The new £1 coin has officially entered circulation in the UK today.
The Royal Mint have labelled the new coin as the ‘most secure in the world,’ with a number of features that make it much more difficult to counterfeit.
The £1 coin was introduced in 1983 and is being replaced for the first time in over 30 years. The Royal Mint is producing 1.5 billion of the new coins.
Approximately one in 30 one pound coins in circulation are said to be counterfeit, which is why the UK government is changing the dimension and introducing a range of new features.

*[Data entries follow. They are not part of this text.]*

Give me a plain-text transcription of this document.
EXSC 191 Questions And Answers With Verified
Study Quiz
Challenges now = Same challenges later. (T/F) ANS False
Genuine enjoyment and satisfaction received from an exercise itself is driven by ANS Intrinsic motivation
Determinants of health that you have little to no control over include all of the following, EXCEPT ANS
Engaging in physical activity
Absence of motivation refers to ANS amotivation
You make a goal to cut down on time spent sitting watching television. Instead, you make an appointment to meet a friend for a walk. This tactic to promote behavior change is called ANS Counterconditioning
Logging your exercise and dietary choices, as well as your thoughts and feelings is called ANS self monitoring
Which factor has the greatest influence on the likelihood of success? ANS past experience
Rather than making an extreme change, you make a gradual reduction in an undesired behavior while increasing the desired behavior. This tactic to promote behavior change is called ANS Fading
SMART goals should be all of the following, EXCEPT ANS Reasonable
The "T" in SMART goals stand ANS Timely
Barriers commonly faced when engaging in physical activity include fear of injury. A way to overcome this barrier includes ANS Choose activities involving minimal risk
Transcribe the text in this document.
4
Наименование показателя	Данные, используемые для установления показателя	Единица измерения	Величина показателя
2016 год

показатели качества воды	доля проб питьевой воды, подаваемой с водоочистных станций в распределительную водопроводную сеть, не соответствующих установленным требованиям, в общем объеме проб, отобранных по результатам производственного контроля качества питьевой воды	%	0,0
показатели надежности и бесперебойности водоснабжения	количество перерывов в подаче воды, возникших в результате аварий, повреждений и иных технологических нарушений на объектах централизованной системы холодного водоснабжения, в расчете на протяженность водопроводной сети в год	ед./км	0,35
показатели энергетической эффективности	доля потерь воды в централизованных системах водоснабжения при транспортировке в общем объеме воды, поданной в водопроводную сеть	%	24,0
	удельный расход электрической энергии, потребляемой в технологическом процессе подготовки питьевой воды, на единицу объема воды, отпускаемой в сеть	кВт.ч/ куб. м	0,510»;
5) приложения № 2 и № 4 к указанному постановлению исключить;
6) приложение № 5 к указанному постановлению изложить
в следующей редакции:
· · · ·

The new features include a bi-metallic design, where the coin is made up of two metals; the outer ring is nickel-brass and the inner ring is nickel-plated alloy. Latent imaging and holograms, where the £ symbol changes to the number 1 when the coin is seen in different angles, is an additional new feature of the coin.
And a hidden high security feature which has not been revealed is embedded into the coin to protect it from counterfeiting in the future.
Old v new
Research from Mastercard states that the pound is the oldest currency in circulation and is used in eight countries around the world. The life expectancy of a £1 coin is approximately 40 years.
The research also shows that there are over 30 million counterfeit £1 coins in circulation today. If you piled all the counterfeit coins on top of each other, they would be 94,500m tall, which is the equivalent to 308x the size of The Shard building in London.
Cash accounted for 86% of payments in 1983 in the UK when the first £1 coin was rolled out, and 46% of payments in 2017, showing a noticeable shift in the way consumers pay.